Колыхаюсь в своей кожуре и не думаю о том, что произойдет с бывшими монахами, обреченными на смерть, чьи кости еще до ночи оглодают и разнесут лисицы и волки, заглотав мясо заодно с муравьиным роем, облепившим его в голодном восторге. Я разглядываю приближающуюся троицу, мне знаком только один – Бижов брат Данила, он имел на меня планы, как и на моих монастырских собратьев, оттого и не давал скидывать наши головы. В приливе солнечного горного света, сильного и вечного, такой сильной бывает лишь тьма нескончаемыми облачными ночами, листья редких кустов помертвели, полегли и старые, полуиссохшие заросли можжевельника с чахлой тенью над корнем. Я не боюсь и не удивляюсь: Данила скинул свое лицо и стал иным, не щерится и не пыжится, вместо лица несет на себе закон, выписанный складками, из которых солнце выцеживает пот, что-то в нем отвердевает, некий мускул, готовый удлиниться щупальцем и затянуться вокруг нас удавкой. И другие всадники похожи на него, отверделые изнутри, с устами, запечатанными кровавой похотью. Данила не близко от меня и все-таки слишком близко. Нацеленное в меня копье острием вот-вот упрется в мою кожу, откуда я выселился бесплотный, одинокий, ненужный. Нет во мне набатного звона, ни в сознании, ни в крови. Нелепо. Я воскрес из себя живого. Убежал? Да, это бегство, наихудшайшее обличье страха.
Вздрогнув, я воротился в свою кожуру. Зарылся в ту самую плоть, из которой мнил себя убежавшим. В огромном горном просторе ни для меня, ни для моих спутников не было спасительной тропки – волоча или понуждая бежать панически, она бы сделала нас неприступными. Отмщение, якобы за предательство, спускалось медленно, но неотменно, и нам ничего не оставалось, как стоять, повернувшись лицом к всадникам, и ждать момента безнадежной защиты от меча и копья. Погибель делалась неотъемлемостью нашей жизни, покровом, под которым сгниют, уже гниют три монаха.
И тут я его увидел. Он вырвался слева, из котловины, со своими двенадцатью оборванцами, пустился напересек между преследователями и нами, атаман в лохмотьях, Папакакас – он. Наши преследователи натянули поводья, словно бы от изумления, копья еще держали нацеленными. Данила слегка пригнулся в седле. Изменение в положении тела не объяснить ни готовностью к нападению, ни любопытством человека, пытающегося распознать кого-то или что-то. До меня донесся его голос, ясный и уравновешенный, без угрозы:
«У тебя с Пребондом Бижом соглашение. Вечное».

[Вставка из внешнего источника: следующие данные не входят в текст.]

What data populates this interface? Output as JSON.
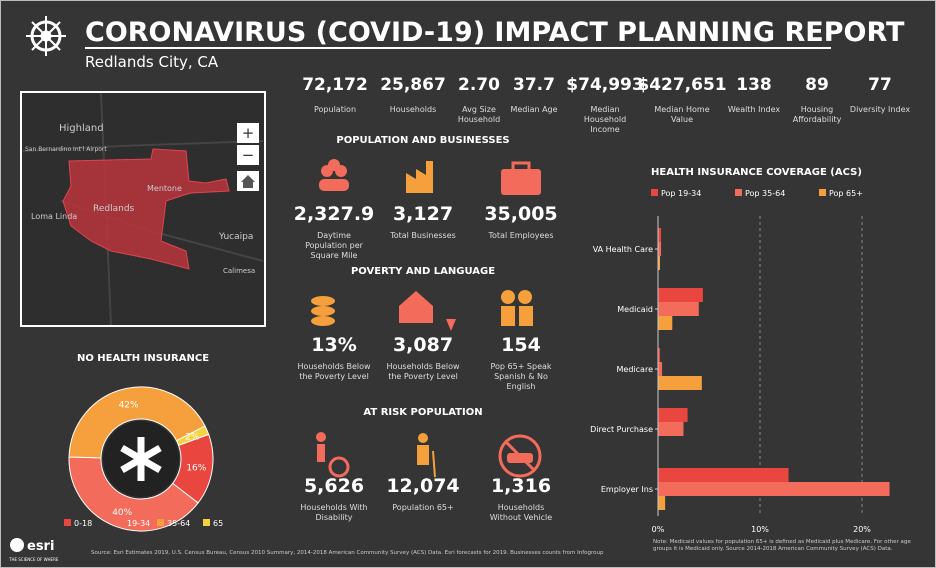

За главного отозвался Богдан, тоже на коне:
«Соглашение исключало разбойное нападение на Кукулино. А там еще гасят запаленные дома да закапывают мертвецов, любезный».
Папакакас махнул рукой. Успокаивал следопыта и гадальщика. Спросил:
«Что вам надо?»
«От тебя ничего, – выпрямился в седле Данила. – А вон те – наши пленники. Мы за ними приехали: или вернем, или тут отрубим им головы».
Папакакас словно бы забавлялся: «Монахам?»
«Пребонд Биж хочет знать, кто им помог бежать, кто в Бижанцах предатель. У нас на это свой закон, мы будем судить по нему».
И опять:
«Монахов?»
Ответа не последовало. Солнце-паук, опускаясь на нитях, протачивало дорожку к сердцу земли и высасывало из нас мысли и силы, грозило обратить в забытье жизнь под собой. Всех? Почти. Якобы для дружеской встречи Папакакас и Данила медленным шагом погнали коней друг к другу. Непохожие. В отличие от рослого бижанского разбойника Папакакас, вставший ему поперек пути, не мог считаться ни высоким, ни даже сильным. Тяжелые усы словно стягивали его к конской гриве, борода увязла в груди. Он слился с конем, стал его половиной, уверенный и надежный, или мне так казалось, – я заметил, как Богдан, Парамон и Карп Любанский, верхами, взяли рысью, чтобы зайти Бижовым людям со спины, а остальные собрались перед котловинкой, из которой вышли.
«За нами, в Бижанцах, много осталось ратчиков, – проговорил Данила. – Уходи и уведи своих голодранцев. Нам сам царь не шлет ни войск, ни анафемы. Запомни: Биж не прощает».
Это слышал я, а Богдан и Парамон, уже обремененные славой убийц, и Карп Любанский не слышали ничего или переговоров не желали; подстегнув коней, бросились на бижанчан, стоявших позади Данилы. Теперь и вся девятка помчалась за ними с гиканьем. Мы тоже взвыли и заспешили в схватку, монахи, осененные новым крестом – дубинками да жердиной из воловьей запряжки.